1. Improvement of the care of addicts.

It is recommended that the American Medical Association continue to study and to support reasonable proposals designed to improve the treatment and prevention of drug addiction. Such measures might include:

(a) Development of institutional care programs in cities and states with significant problems.

(b) Study of various means to obtain institutional care in states with small addiction loads. One such proposal is for several states to set up an institution which could be operated jointly.

( c) Development of programs for intensive post-institutional treatment of addicts. Such measures would include supplying of various social services, vocational rehabilitation and, where possible, psychotherapy to addicts for adequate periods following discharge from institutions. In many instances, available facilities in other programs might be utilized. States with serious problems should develop special programs for addiction.

(d) Development of methods for commitment of addicts to institutions by civil action rather than through actions in the criminal courts. In this connection the Council further recommends that where civil commitment procedures can be used criminal sentences for addicts who are guilty only of illegally possessing and obtaining opiates, marihuana, and cocaine should be abolished. Criminal sentences for illegal sale of narcotics should be retained but persons who are addicts and who are sentenced for such offenses should have the same opportunity for probation and parole as is afforded offenders against other laws. Mandatory minimum sentences for addict violators would interfere with the possible treatment and rehabilitation of addicts and therefore should be abolished.

(e) The Council strongly recommends that the policy of voluntary admissions for the treatment of addiction should be continued, extended and encouraged.

(f) Continue support and expansion of mental health programs. Because of the importance of psychiatric factors in addiction, such programs should eventually have an effect in reducing addiction even though not specifically aimed at that problem.

2. It is recommended that the American Medical Association support proposals for increased research on the problems of addiction. One of the current difficulties in formulating adequate programs is lack of knowledge which can be gained only through research. Support should be given not only to "basic" laboratory investigations but also to continuation of sociological studies, and to an intensive program of clinical research based on adequate facilities for following addicts after institutional discharge. Such research might yield results that would be valuable in areas other than addiction.

3. Clinic Plans. In view of all of the available evidence at the present time it does not seem feasible to recommend the establishment of clinics for the supply of drugs to addicts. This is true for the Eggston resolution and the plan of the New York Academy of Medicine even though there are many aspects of these plans that could be looked upon with favor. This opinion should be subject to frequent review in accordance with new scientific knowledge that may become available.

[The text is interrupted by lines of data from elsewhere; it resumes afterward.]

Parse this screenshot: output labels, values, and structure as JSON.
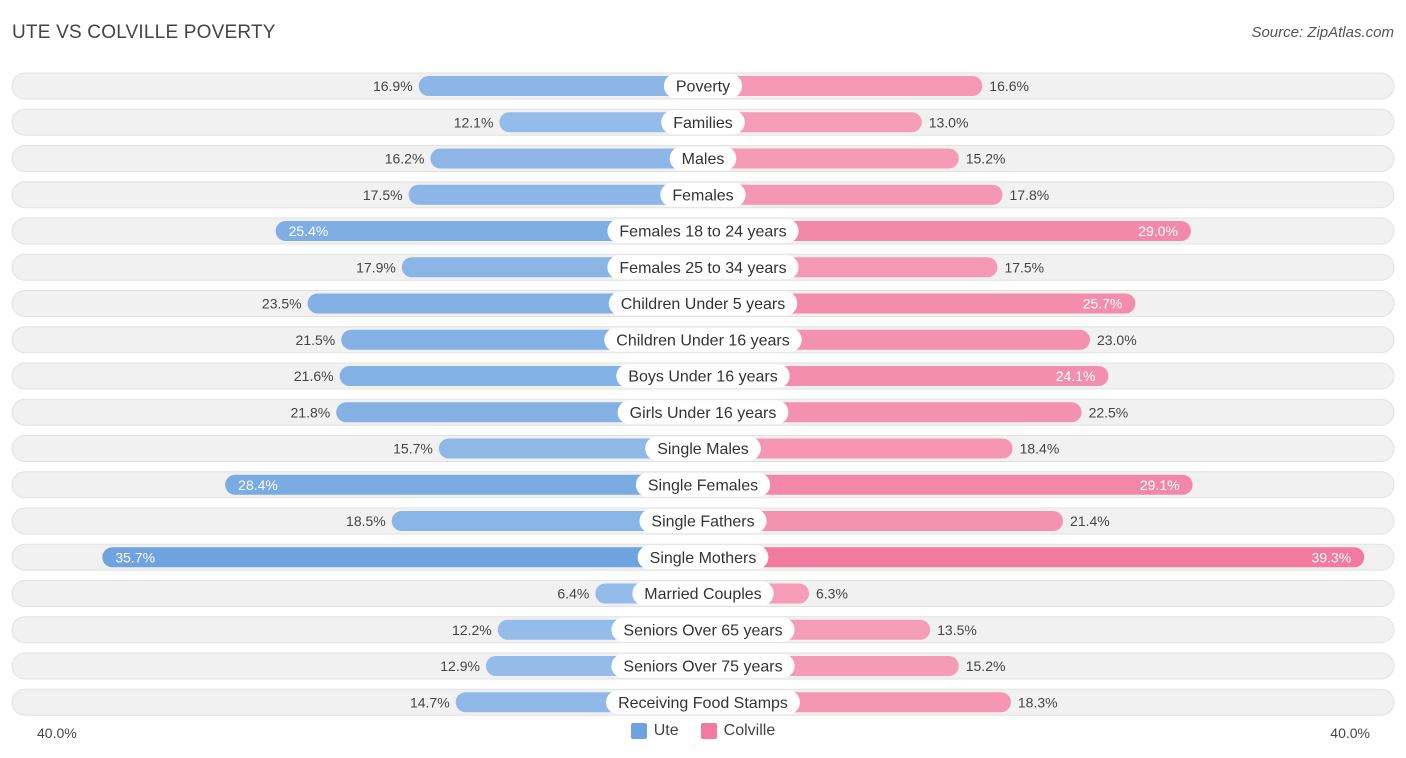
{
  "header": {
    "title": "UTE VS COLVILLE POVERTY",
    "source": "Source: ZipAtlas.com"
  },
  "colors": {
    "ute": "#6ea3e0",
    "ute_light": "#a9c8ee",
    "colville": "#f27aa0",
    "colville_light": "#f7aec6"
  },
  "axis": {
    "left_label": "40.0%",
    "right_label": "40.0%"
  },
  "chart_data": {
    "type": "bar",
    "title": "UTE VS COLVILLE POVERTY",
    "orientation": "horizontal-diverging",
    "xlim": [
      -40,
      40
    ],
    "categories": [
      "Poverty",
      "Families",
      "Males",
      "Females",
      "Females 18 to 24 years",
      "Females 25 to 34 years",
      "Children Under 5 years",
      "Children Under 16 years",
      "Boys Under 16 years",
      "Girls Under 16 years",
      "Single Males",
      "Single Females",
      "Single Fathers",
      "Single Mothers",
      "Married Couples",
      "Seniors Over 65 years",
      "Seniors Over 75 years",
      "Receiving Food Stamps"
    ],
    "series": [
      {
        "name": "Ute",
        "values": [
          16.9,
          12.1,
          16.2,
          17.5,
          25.4,
          17.9,
          23.5,
          21.5,
          21.6,
          21.8,
          15.7,
          28.4,
          18.5,
          35.7,
          6.4,
          12.2,
          12.9,
          14.7
        ],
        "labels": [
          "16.9%",
          "12.1%",
          "16.2%",
          "17.5%",
          "25.4%",
          "17.9%",
          "23.5%",
          "21.5%",
          "21.6%",
          "21.8%",
          "15.7%",
          "28.4%",
          "18.5%",
          "35.7%",
          "6.4%",
          "12.2%",
          "12.9%",
          "14.7%"
        ]
      },
      {
        "name": "Colville",
        "values": [
          16.6,
          13.0,
          15.2,
          17.8,
          29.0,
          17.5,
          25.7,
          23.0,
          24.1,
          22.5,
          18.4,
          29.1,
          21.4,
          39.3,
          6.3,
          13.5,
          15.2,
          18.3
        ],
        "labels": [
          "16.6%",
          "13.0%",
          "15.2%",
          "17.8%",
          "29.0%",
          "17.5%",
          "25.7%",
          "23.0%",
          "24.1%",
          "22.5%",
          "18.4%",
          "29.1%",
          "21.4%",
          "39.3%",
          "6.3%",
          "13.5%",
          "15.2%",
          "18.3%"
        ]
      }
    ],
    "legend": [
      "Ute",
      "Colville"
    ],
    "legend_position": "bottom-center"
  }
}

4. It is recommended that the American Medical Association continue to study the narcotic laws with the view of further clarification of the rights and duties of physicians and allied professional persons in the handling of addicts.

The phrases in the current law "... in the course of professional practice only" and "prescription," remain vague and confusing, despite Supreme Court decisions. Regulations on dispensing drugs to addicts should be eased so that the patients can have a reasonable time to arrange their affairs prior to entering a hospital for treatment. The 1924 Resolution of the House of Delegates should be revised.

Consideration should be given to broadening the Resolution to include a plan endorsing regulations somewhat similar to those currently in force in England.